Moyen-Orient & Afrique
Le fardeau psychologique s'accroît alors que des villages libanais sont effacés par la guerre d'Israël
L'armée israélienne s'était récemment retirée de la ville dans le cadre d'un accord de cessez-le-feu, mais avait laissé derrière elle des maisons détruites, une école couverte de graffitis et des lignes électriques arrachées du sol. Ali, un homme âgé de la ville, avait déclaré à l'époque qu'il réparerait tout. Mais un peu plus d'un an plus tard, Israël a complètement rasé la région de Naqoura, l'une des nombreuses villes et villages du sud du Liban que l'armée israélienne a rendus totalement inhabitables. Contraint de fuir lorsque les Israéliens ont de nouveau envahi en mars, Ali a échangé son jardin et sa maison familiale au bord de la mer pour une chambre sur un toit au cœur de Beyrouth.
En sirotant un café, il a exprimé ses regrets. "Nous avons eu 20 bonnes années", a-t-il dit, faisant référence à la période entre la fin de l'occupation israélienne en 2000 et le début des hostilités le 8 octobre 2023.
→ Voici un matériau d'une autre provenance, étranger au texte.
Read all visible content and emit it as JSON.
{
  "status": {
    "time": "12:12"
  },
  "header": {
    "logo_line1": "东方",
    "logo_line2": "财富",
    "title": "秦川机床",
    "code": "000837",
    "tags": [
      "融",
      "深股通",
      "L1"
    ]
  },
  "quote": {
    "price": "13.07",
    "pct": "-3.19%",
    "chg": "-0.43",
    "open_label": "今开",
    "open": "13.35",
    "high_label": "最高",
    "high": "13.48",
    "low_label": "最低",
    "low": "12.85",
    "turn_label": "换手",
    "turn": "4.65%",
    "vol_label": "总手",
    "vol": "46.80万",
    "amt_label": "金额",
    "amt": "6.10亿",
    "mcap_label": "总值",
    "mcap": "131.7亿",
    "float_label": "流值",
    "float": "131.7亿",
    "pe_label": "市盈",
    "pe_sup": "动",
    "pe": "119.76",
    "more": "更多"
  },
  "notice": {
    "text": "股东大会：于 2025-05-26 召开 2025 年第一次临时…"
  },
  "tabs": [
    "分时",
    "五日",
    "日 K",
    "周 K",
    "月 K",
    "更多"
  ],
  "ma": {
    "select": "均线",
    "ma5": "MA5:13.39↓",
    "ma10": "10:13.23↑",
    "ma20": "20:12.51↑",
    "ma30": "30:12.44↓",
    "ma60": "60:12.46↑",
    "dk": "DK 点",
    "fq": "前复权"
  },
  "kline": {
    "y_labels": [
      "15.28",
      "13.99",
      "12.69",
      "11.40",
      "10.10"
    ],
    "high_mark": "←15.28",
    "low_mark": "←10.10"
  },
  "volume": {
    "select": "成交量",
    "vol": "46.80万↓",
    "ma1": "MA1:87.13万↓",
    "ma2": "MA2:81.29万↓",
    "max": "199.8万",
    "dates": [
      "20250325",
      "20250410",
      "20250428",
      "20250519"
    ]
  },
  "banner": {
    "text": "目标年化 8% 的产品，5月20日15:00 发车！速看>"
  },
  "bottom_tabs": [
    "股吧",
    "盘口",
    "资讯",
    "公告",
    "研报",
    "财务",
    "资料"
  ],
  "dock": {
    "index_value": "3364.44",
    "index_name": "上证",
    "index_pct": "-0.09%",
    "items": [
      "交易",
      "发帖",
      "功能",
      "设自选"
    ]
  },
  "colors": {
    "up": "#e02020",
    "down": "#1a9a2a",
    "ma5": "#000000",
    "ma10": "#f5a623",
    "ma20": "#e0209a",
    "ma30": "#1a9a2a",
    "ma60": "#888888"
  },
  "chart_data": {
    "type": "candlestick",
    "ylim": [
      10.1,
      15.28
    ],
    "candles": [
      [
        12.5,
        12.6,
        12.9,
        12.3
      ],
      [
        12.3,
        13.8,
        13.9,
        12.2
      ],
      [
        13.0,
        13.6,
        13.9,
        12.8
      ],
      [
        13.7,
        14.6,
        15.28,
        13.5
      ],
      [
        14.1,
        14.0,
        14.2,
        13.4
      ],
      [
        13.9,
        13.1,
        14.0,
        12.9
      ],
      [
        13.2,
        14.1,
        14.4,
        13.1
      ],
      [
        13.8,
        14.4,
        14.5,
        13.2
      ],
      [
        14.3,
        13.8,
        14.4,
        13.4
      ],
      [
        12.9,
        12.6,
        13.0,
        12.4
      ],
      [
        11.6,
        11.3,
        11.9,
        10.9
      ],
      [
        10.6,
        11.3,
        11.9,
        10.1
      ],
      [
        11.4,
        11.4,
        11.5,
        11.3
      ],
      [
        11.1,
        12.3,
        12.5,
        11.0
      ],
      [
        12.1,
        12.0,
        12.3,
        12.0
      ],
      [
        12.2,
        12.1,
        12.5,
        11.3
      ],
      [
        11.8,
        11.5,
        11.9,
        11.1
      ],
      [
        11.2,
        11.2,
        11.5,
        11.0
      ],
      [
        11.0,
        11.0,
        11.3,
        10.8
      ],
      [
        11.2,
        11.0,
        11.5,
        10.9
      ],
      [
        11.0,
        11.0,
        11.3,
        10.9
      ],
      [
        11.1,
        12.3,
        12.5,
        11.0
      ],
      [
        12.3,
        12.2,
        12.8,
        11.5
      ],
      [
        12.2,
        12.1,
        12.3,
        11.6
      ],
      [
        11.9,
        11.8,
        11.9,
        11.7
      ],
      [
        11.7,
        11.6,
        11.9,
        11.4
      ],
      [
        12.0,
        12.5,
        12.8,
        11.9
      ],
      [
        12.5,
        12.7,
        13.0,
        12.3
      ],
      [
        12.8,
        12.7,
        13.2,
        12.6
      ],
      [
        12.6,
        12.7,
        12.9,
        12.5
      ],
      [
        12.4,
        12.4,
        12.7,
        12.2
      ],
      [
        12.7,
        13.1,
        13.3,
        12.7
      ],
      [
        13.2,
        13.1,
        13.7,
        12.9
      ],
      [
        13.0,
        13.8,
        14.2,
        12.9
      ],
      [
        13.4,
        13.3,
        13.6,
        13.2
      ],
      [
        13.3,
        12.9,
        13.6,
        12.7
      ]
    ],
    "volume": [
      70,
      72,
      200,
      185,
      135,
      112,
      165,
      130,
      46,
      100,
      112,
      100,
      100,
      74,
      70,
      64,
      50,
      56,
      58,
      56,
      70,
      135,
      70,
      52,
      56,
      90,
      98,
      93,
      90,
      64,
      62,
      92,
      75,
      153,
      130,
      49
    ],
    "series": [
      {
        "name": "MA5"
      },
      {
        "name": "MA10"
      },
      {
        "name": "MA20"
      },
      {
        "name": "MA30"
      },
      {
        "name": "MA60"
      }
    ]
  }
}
Pour des milliers de personnes comme Ali, originaires de villes ou de villages désormais rasés, l'avenir est incertain. La douleur d'avoir perdu leurs maisons est dévastatrice, mais les experts s'attendent à un fardeau psychologique encore plus grand si ces personnes finissent par retourner dans leurs villages.
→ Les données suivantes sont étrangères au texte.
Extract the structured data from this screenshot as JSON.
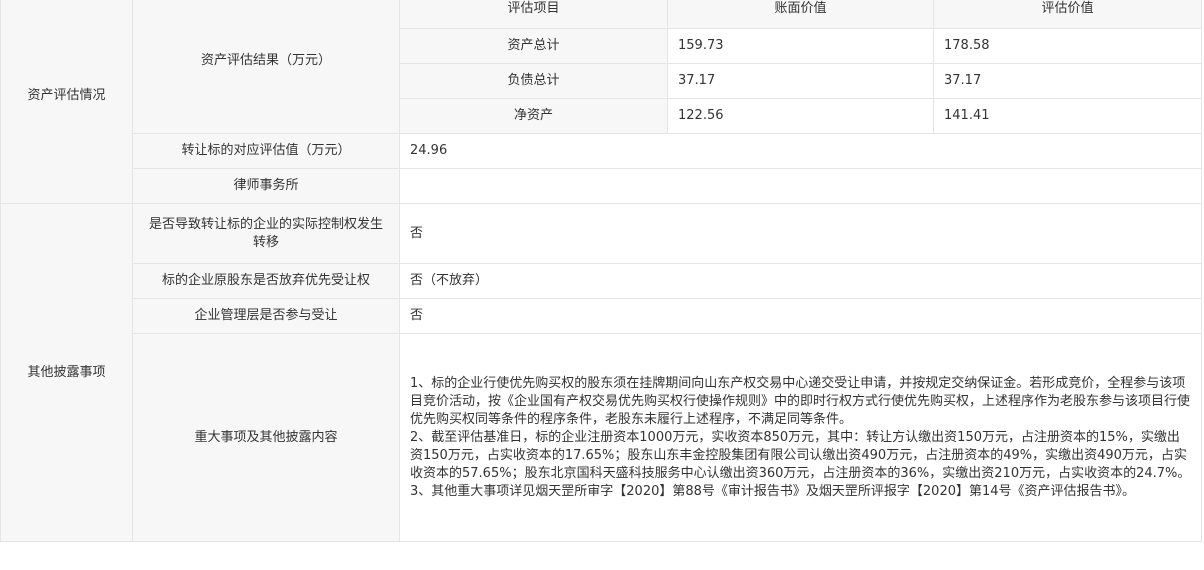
{
  "asset_evaluation": {
    "group_label": "资产评估情况",
    "result_label": "资产评估结果（万元）",
    "columns": [
      "评估项目",
      "账面价值",
      "评估价值"
    ],
    "rows": [
      {
        "item": "资产总计",
        "book": "159.73",
        "eval": "178.58"
      },
      {
        "item": "负债总计",
        "book": "37.17",
        "eval": "37.17"
      },
      {
        "item": "净资产",
        "book": "122.56",
        "eval": "141.41"
      }
    ],
    "target_value_label": "转让标的对应评估值（万元）",
    "target_value": "24.96",
    "law_firm_label": "律师事务所",
    "law_firm_value": ""
  },
  "other_disclosure": {
    "group_label": "其他披露事项",
    "control_transfer_label": "是否导致转让标的企业的实际控制权发生转移",
    "control_transfer_value": "否",
    "waiver_label": "标的企业原股东是否放弃优先受让权",
    "waiver_value": "否（不放弃）",
    "management_label": "企业管理层是否参与受让",
    "management_value": "否",
    "major_items_label": "重大事项及其他披露内容",
    "major_items": [
      "1、标的企业行使优先购买权的股东须在挂牌期间向山东产权交易中心递交受让申请，并按规定交纳保证金。若形成竞价，全程参与该项目竞价活动，按《企业国有产权交易优先购买权行使操作规则》中的即时行权方式行使优先购买权，上述程序作为老股东参与该项目行使优先购买权同等条件的程序条件，老股东未履行上述程序，不满足同等条件。",
      "2、截至评估基准日，标的企业注册资本1000万元，实收资本850万元，其中：转让方认缴出资150万元，占注册资本的15%，实缴出资150万元，占实收资本的17.65%；股东山东丰金控股集团有限公司认缴出资490万元，占注册资本的49%，实缴出资490万元，占实收资本的57.65%；股东北京国科天盛科技服务中心认缴出资360万元，占注册资本的36%，实缴出资210万元，占实收资本的24.7%。",
      "3、其他重大事项详见烟天罡所审字【2020】第88号《审计报告书》及烟天罡所评报字【2020】第14号《资产评估报告书》。"
    ]
  }
}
"Quand un village est aplati, et que même les repères autour de lui ont disparu, les gens perdent plus que leurs maisons. Ils perdent les marqueurs qui leur indiquaient où ils appartenaient, et c'est en partie pourquoi nous voyons une telle détresse profonde, y compris chez des personnes qui n'ont jamais eu de problèmes de santé mentale auparavant", a déclaré Basma Alloush du Comité international de secours à Al Jazeera.
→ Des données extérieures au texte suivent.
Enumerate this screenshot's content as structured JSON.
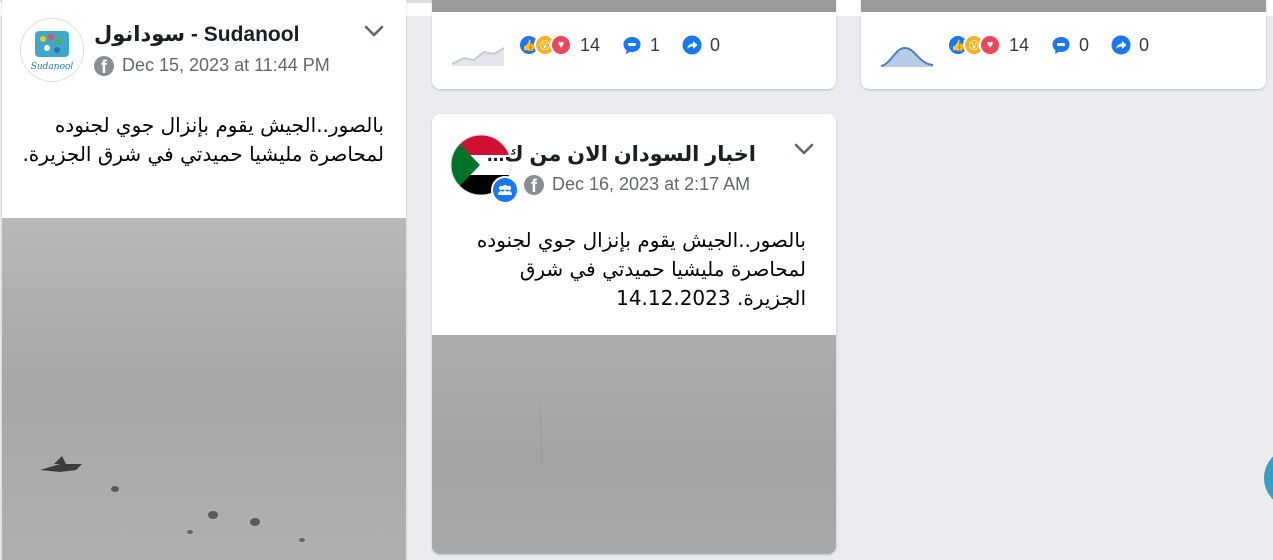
{
  "colors": {
    "accent": "#1877f2",
    "page_bg": "#e9ebee",
    "muted_text": "#65676b"
  },
  "posts": [
    {
      "page_name": "سودانول - Sudanool",
      "avatar_text": "Sudanool",
      "platform_icon": "facebook-icon",
      "timestamp": "Dec 15, 2023 at 11:44 PM",
      "text": "بالصور..الجيش يقوم بإنزال جوي لجنوده لمحاصرة مليشيا حميدتي في شرق الجزيرة."
    },
    {
      "page_name": "اخبار السودان الان من ك...",
      "platform_icon": "facebook-icon",
      "timestamp": "Dec 16, 2023 at 2:17 AM",
      "text": "بالصور..الجيش يقوم بإنزال جوي لجنوده لمحاصرة مليشيا حميدتي في شرق الجزيرة. 14.12.2023"
    }
  ],
  "stat_cards": [
    {
      "reactions": "14",
      "comments": "1",
      "shares": "0"
    },
    {
      "reactions": "14",
      "comments": "0",
      "shares": "0"
    }
  ]
}
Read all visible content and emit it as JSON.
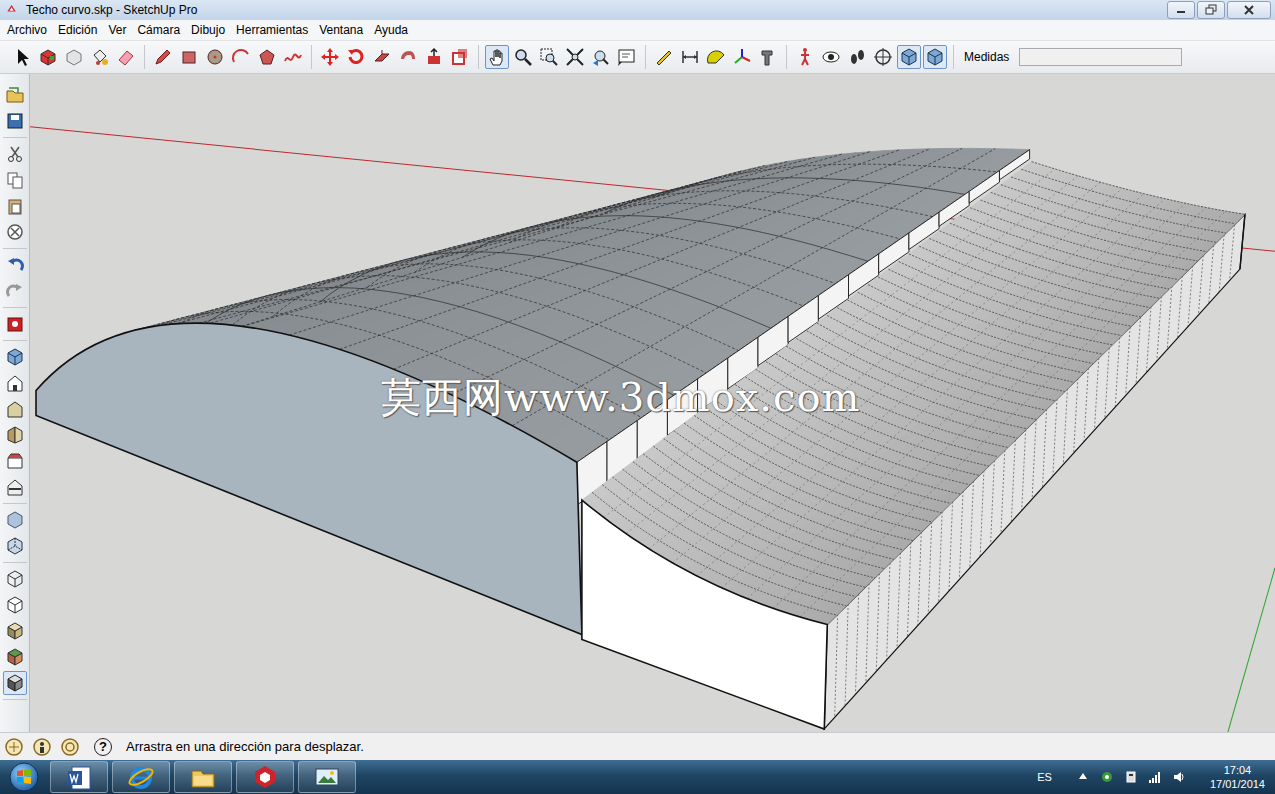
{
  "window": {
    "title": "Techo curvo.skp - SketchUp Pro"
  },
  "menu": [
    "Archivo",
    "Edición",
    "Ver",
    "Cámara",
    "Dibujo",
    "Herramientas",
    "Ventana",
    "Ayuda"
  ],
  "toolbar": {
    "tools": [
      {
        "selected": false
      },
      {
        "selected": false
      },
      {
        "selected": false
      },
      {
        "selected": false
      },
      {
        "selected": false
      },
      {
        "selected": false
      },
      {
        "selected": false
      },
      {
        "selected": false
      },
      {
        "selected": false
      },
      {
        "selected": false
      },
      {
        "selected": false
      },
      {
        "selected": false
      },
      {
        "selected": false
      },
      {
        "selected": false
      },
      {
        "selected": false
      },
      {
        "selected": false
      },
      {
        "selected": false
      },
      {
        "selected": true
      },
      {
        "selected": false
      },
      {
        "selected": false
      },
      {
        "selected": false
      },
      {
        "selected": false
      },
      {
        "selected": false
      },
      {
        "selected": false
      },
      {
        "selected": false
      },
      {
        "selected": false
      },
      {
        "selected": false
      },
      {
        "selected": false
      },
      {
        "selected": false
      },
      {
        "selected": false
      },
      {
        "selected": false
      },
      {
        "selected": false
      },
      {
        "selected": true
      },
      {
        "selected": true
      }
    ]
  },
  "measurements": {
    "label": "Medidas",
    "value": ""
  },
  "side_toolbar": {
    "tools": [
      {
        "selected": false
      },
      {
        "selected": false
      },
      {
        "selected": false
      },
      {
        "selected": false
      },
      {
        "selected": false
      },
      {
        "selected": false
      },
      {
        "selected": false
      },
      {
        "selected": false
      },
      {
        "selected": false
      },
      {
        "selected": false
      },
      {
        "selected": false
      },
      {
        "selected": false
      },
      {
        "selected": false
      },
      {
        "selected": false
      },
      {
        "selected": false
      },
      {
        "selected": false
      },
      {
        "selected": false
      },
      {
        "selected": false
      },
      {
        "selected": false
      },
      {
        "selected": false
      },
      {
        "selected": false
      },
      {
        "selected": true
      }
    ]
  },
  "viewport": {
    "watermark": "莫西网www.3dmox.com"
  },
  "status_bar": {
    "help": "?",
    "message": "Arrastra en una dirección para desplazar."
  },
  "taskbar": {
    "language": "ES",
    "time": "17:04",
    "date": "17/01/2014"
  }
}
"Pour beaucoup, c'est perdre les traces physiques de l'enfance, l'arbre près duquel ils ont grandi, la rue où ils jouaient, la maison qui abritait une vie entière de souvenirs, sans moyen de retrouver ou de confirmer que tout cela a jamais existé", a-t-elle ajouté. "Ce genre de chagrin n'a nulle part où se poser, car le passé lui-même semble effacé avec l'endroit qui le contenait."
Le 2 mars, Israël a intensifié sa guerre contre le Liban pour la deuxième fois en moins de deux ans. Il a répondu aux tirs de roquettes du Hezbollah - la première attaque de ce type contre Israël par le groupe depuis plus d'un an - en réenvahissant le sud du Liban et en frappant des cibles à travers tout le pays.